Elle multiplia les prières, les cires propitiatoires, fit vœu de se rendre à la prochaine procession des Pénitents de Furnes, entama une neuvaine, alla vite se confesser, car Dieu ne voit pas ceux qui sont obscurs à cause d’un trop noir péché. Dans ce temps-là ce fut l’octave du Saint-Sang, la procession de mai où on conduit en grande pompe par la ville, parmi les chœurs blancs des communiantes, les roses effeuillées, les bannières d’or, les moines de tous les Ordres, une goutte unique du Sang de Jésus-Christ, rapportée par les Croisades. Godelieve, toute la semaine, s’exténua de jeûnes, de douleurs, de pénitence, de prières. Le dimanche, dans le grand soleil des rues, quand parut la petite châsse comme un arbuste de pierreries, Godelieve fut prise d’un immense tremblement, d’une immense espérance. Le Saint-Sang avait passé. Elle sentit la blessure de son sexe se rouvrir…

Depuis lors, tout fut changé entre Joris et elle. Dieu l’avait reprise. Est-ce qu’elle n’appartenait pas aussi à Dieu ? Elle céda, par commisération, au désir de Joris, et pour faire son cœur moins triste. Il ne fallait pas plus longtemps contrister le cœur de Dieu. Dieu s’était montré si magnanime. Il la sauva — et les sauva avec elle — d’un mal qui aurait été un triple désastre, un amas de ruines autour d’un berceau. Elle devait, en retour, ne plus offenser Dieu ni retomber dans le péché. Elle l’avait promis à son confesseur qui si sagement rétablit l’ordre dans son âme, lui donna des conseils et un nouveau plan de vie.

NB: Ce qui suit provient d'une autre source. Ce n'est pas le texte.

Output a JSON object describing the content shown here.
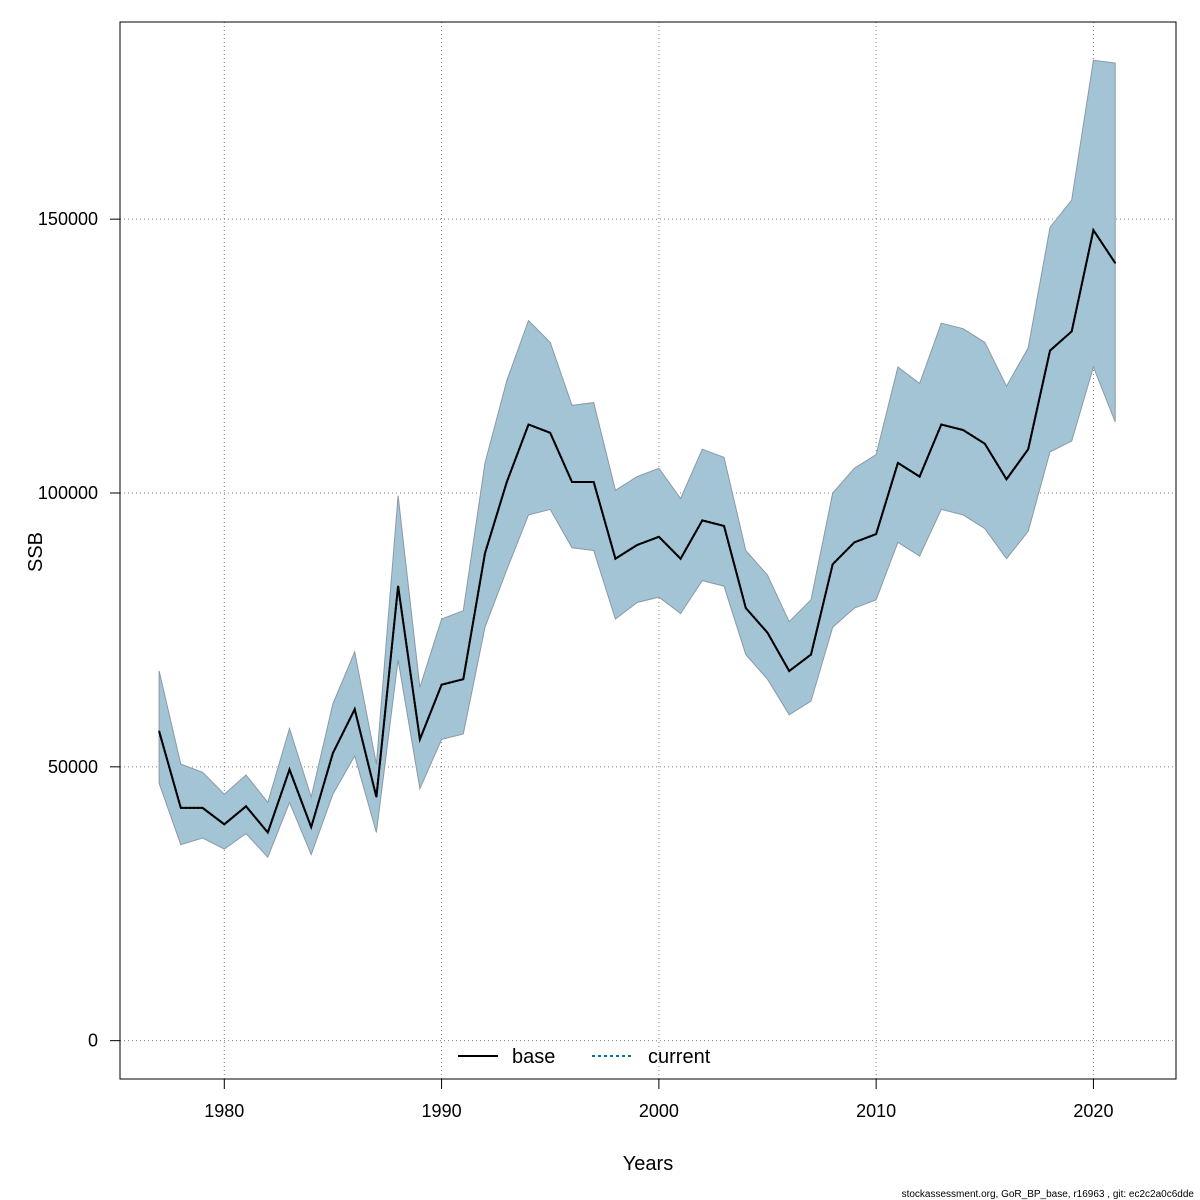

Joris, lui, continuait à chercher ses mains et ses lèvres, au hasard des rencontres dans l’escalier et les corridors. Godelieve se dérobait, repoussait d’un ferme et doux geste. Il s’obstinait aussi à lui écrire, plus passionné de se sentir si distant en étant si proche, pathétique de toutes les récentes angoisses partagées, du sentiment d’une petite mort d’eux-mêmes dans ce qui, peut-être, n’avait jamais été. Mais elle ne répondait guère ; elle lui glissa tout au plus, parfois, une courte lettre assagie, encourageant son âme, se nommant sa sœur aînée et sa morte, parlant de l’avenir avec l’espoir possible qu’ils se réuniraient un jour, s’il plaisait à Dieu, non plus dans le péché, mais dans la joie et les liens permis.